Rights of Data Subjects

Individuals have the following rights regarding their personal data under the GDPR:

  • Right of access (Art. 15 GDPR): The right to obtain confirmation of whether personal data is being processed, and if so, to receive a copy of that data along with information about the processing.
  • Right to rectification (Art. 16 GDPR): The right to have inaccurate or incomplete personal data corrected without undue delay.
  • Right to erasure / "Right to be forgotten" (Art. 17 GDPR): The right to have personal data deleted, e.g. if it is no longer necessary for the original purpose, consent has been withdrawn, or processing was unlawful.
  • Right to restriction of processing (Art. 18 GDPR): The right to have the processing of personal data restricted in certain circumstances, e.g. while the accuracy of the data is contested.

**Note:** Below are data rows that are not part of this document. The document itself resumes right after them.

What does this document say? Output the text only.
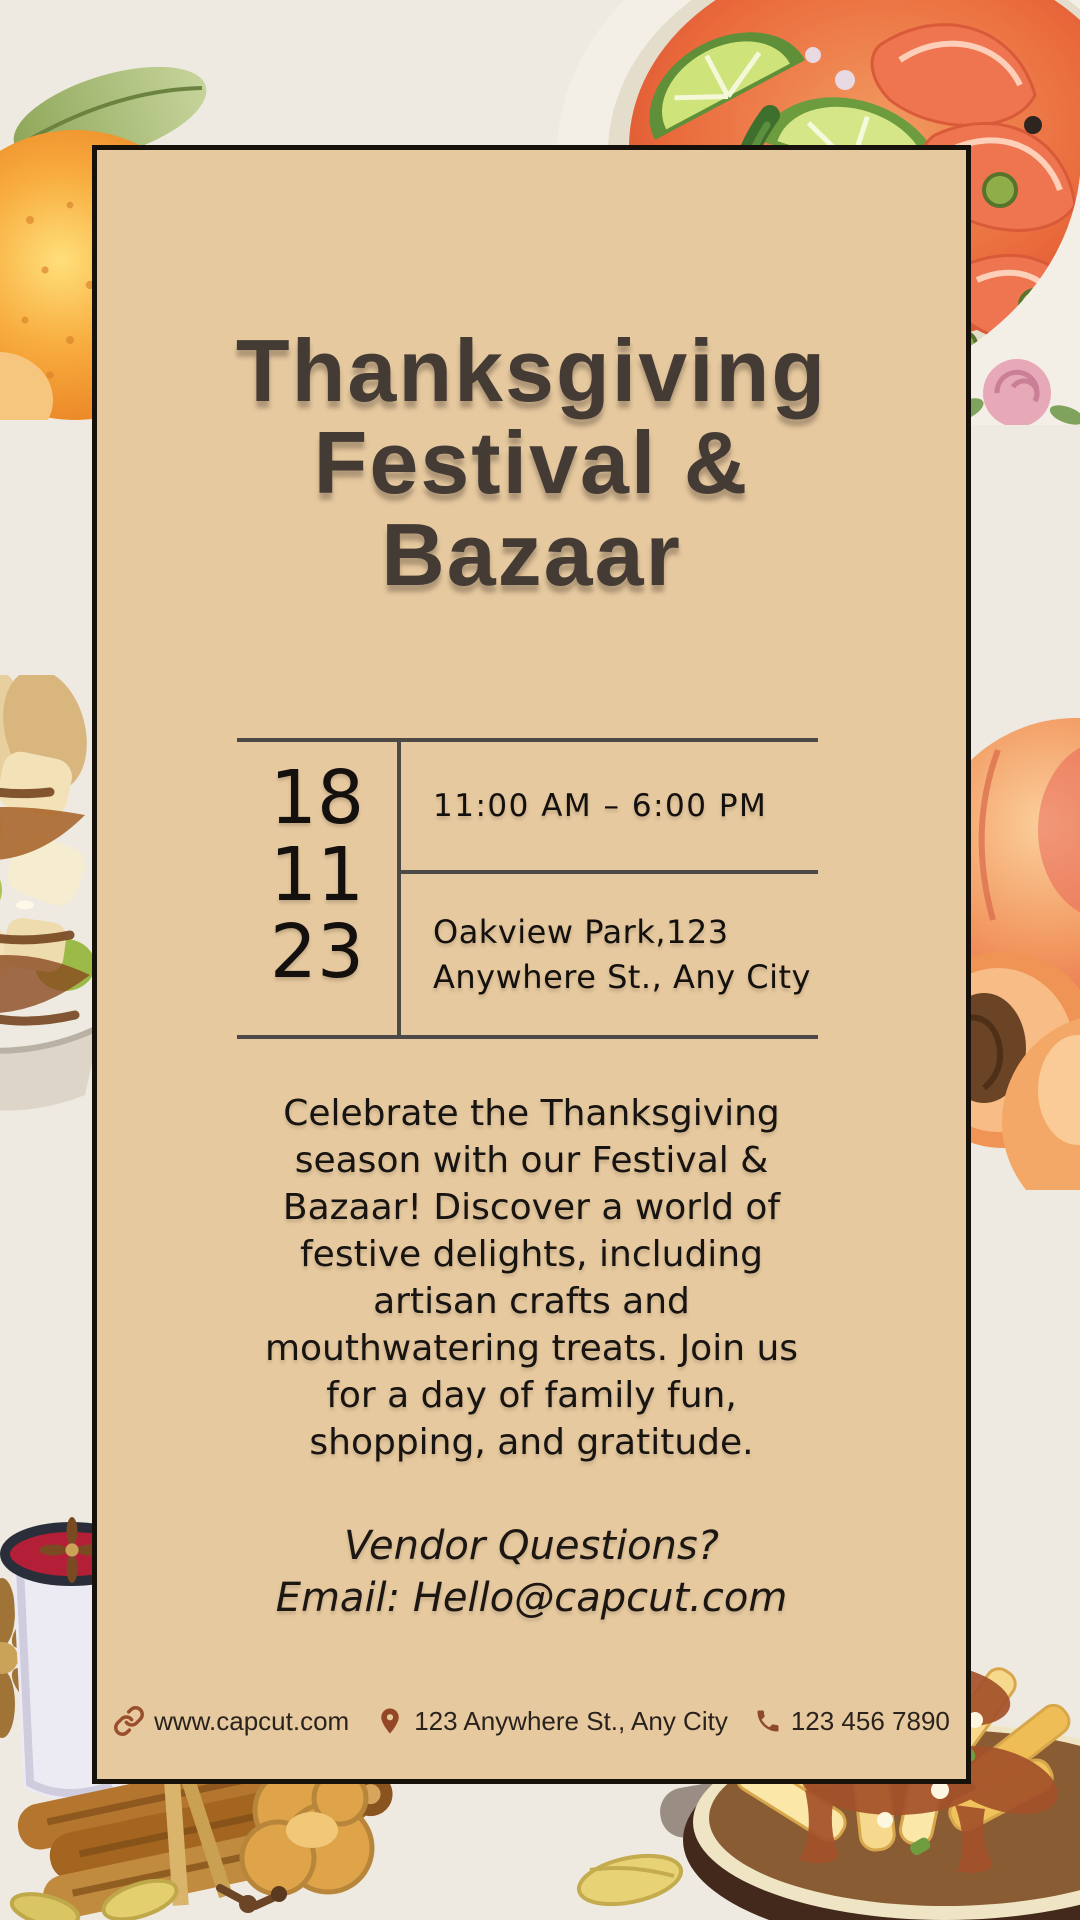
Thanksgiving
Festival &
Bazaar
18
11
23
11:00 AM – 6:00 PM
Oakview Park,123
Anywhere St., Any City
Celebrate the Thanksgiving
season with our Festival &
Bazaar! Discover a world of
festive delights, including
artisan crafts and
mouthwatering treats. Join us
for a day of family fun,
shopping, and gratitude.
Vendor Questions?
Email: Hello@capcut.com
www.capcut.com	123 Anywhere St., Any City 123 456 7890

  • Right to data portability (Art. 20 GDPR): The right to receive personal data in a structured, commonly used, machine-readable format and to transmit it to another controller (applies to consent- or contract-based processing).
  • Right to object (Art. 21 GDPR): The right to object to processing based on legitimate interests or a public task, as well as to processing for direct marketing purposes (which must always be honored without balancing test).
  • Right not to be subject to automated decisions (Art. 22 GDPR): The right not to be subject to decisions based solely on automated processing, including profiling, that produce legal or similarly significant effects.
  • Right to lodge a complaint (Art. 77 GDPR): The right to lodge a complaint with a supervisory authority if the data subject believes that processing violates the GDPR.